I’ve come to terms with her body’s death. Her life was shorter than it would have been sans kidney failure, but her life was an incredible achievement. She was Dialysis Girl, and she lived beyond all odds to fifty-three! I feel happy that she is no longer in pain, and no longer struggling. I’d love to have her here physically, but not at the cost of her continued decline, pain, and exhaustion. As much as I want her back, I know I’m being selfish. She is out there somewhere, I believe, free of the burden of so many years of a shortage of spoons.
Today is her birthday, and she would have been fifty-four. It is her first birthday without her. Being without her is not easy, but it is easy to celebrate her wonderful life, which we will do, later today. Happy birthday, my love.

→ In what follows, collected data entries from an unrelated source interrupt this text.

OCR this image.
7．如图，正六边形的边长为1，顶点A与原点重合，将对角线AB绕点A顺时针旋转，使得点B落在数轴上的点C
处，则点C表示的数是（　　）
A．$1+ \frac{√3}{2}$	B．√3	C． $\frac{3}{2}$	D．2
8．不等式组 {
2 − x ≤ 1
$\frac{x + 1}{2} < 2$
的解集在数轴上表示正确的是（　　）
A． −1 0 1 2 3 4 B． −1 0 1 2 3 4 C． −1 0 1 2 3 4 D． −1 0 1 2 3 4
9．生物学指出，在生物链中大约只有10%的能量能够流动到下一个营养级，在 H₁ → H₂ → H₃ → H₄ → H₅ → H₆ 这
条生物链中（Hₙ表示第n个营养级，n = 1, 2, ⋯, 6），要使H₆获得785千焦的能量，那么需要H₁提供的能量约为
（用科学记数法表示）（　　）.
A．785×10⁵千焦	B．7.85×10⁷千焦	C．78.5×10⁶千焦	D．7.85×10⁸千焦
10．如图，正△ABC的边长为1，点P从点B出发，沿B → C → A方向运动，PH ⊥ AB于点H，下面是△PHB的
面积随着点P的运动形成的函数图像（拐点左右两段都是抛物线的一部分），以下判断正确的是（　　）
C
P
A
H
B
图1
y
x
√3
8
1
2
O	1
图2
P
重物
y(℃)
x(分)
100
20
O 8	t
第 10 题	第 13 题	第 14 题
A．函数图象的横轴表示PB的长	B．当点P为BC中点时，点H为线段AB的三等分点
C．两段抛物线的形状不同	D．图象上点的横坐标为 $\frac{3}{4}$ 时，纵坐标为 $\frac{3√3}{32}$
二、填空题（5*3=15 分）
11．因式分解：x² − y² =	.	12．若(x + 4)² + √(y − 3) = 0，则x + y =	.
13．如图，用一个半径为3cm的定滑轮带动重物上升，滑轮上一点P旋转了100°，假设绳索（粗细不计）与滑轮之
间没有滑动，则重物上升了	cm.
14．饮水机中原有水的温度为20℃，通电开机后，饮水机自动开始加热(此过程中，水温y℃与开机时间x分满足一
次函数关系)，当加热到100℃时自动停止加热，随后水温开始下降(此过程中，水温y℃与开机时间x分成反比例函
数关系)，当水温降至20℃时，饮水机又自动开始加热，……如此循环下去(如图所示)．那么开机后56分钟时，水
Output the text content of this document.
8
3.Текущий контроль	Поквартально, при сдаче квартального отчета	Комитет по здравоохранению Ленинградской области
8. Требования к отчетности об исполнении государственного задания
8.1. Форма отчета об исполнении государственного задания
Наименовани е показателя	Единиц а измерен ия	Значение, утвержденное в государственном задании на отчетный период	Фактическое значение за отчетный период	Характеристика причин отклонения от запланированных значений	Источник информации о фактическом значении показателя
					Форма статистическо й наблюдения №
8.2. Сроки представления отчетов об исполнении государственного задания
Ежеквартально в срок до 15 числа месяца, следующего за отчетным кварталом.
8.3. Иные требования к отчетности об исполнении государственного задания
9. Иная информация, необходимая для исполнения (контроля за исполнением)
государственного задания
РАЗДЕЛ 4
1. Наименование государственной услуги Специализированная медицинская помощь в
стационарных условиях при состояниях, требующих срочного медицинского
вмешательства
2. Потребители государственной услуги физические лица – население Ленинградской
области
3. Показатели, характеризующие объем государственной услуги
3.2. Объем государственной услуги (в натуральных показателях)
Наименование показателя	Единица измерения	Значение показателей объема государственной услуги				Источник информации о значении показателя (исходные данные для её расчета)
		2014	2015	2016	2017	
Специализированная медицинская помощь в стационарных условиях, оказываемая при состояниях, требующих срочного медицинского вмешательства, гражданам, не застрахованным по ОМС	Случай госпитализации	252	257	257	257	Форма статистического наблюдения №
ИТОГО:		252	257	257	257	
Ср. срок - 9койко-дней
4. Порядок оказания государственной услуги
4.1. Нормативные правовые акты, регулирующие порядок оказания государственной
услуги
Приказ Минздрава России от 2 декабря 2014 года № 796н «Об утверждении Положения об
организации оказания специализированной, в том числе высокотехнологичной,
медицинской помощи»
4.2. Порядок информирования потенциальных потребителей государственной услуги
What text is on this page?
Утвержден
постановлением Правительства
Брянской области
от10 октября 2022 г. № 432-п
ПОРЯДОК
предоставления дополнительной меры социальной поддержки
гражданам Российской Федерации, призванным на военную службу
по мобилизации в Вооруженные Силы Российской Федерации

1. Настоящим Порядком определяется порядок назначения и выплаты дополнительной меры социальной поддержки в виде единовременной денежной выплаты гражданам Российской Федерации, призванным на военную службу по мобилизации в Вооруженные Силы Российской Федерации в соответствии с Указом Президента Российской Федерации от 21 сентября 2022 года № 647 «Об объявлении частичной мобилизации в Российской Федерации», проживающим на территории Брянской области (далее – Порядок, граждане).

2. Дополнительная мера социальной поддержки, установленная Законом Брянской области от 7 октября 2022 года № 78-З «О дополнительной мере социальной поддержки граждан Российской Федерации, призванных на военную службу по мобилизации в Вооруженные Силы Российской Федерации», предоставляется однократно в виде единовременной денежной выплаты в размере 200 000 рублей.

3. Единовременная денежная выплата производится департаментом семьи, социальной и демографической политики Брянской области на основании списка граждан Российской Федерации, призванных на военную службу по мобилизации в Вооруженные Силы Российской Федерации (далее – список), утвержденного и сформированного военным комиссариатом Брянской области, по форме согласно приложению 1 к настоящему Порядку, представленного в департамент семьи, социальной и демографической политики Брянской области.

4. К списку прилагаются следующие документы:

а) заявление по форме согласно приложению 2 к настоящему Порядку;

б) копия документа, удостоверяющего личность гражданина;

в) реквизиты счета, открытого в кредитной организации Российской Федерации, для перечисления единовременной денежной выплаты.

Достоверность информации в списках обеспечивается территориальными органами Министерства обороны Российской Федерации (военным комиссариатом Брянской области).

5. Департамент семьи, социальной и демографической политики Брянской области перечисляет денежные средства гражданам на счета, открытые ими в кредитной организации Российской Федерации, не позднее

Love the pic of Jenny. It’s sooo her! I felt for Jenny and her struggle. I feel for you and your loss of your partner. As a “sort of” observer in this, I wonder what it all means. As someone who also struggles with health issues, it’s difficult to think of my accomplishment as “making it through the day”. Sooo frustrating. Still she accomplished many things she wanted to do in her life. She was very fortunate to have you to help her, cheer her on, and yes, even to argue with. You were a true partner to her and in some ways, will always be.
Hi Mark,
Sorry to hear about your wife. I don’t think I ever met her. You write so eloquently, and from the heart. It sounds like you still have her on many levels!
So, you have s son? Do do I ! His name is Matthew. 20 . My husband , of 39 years(!?) is Mark as well! We live in New Jersey.
I hope one day we all get to meet up again!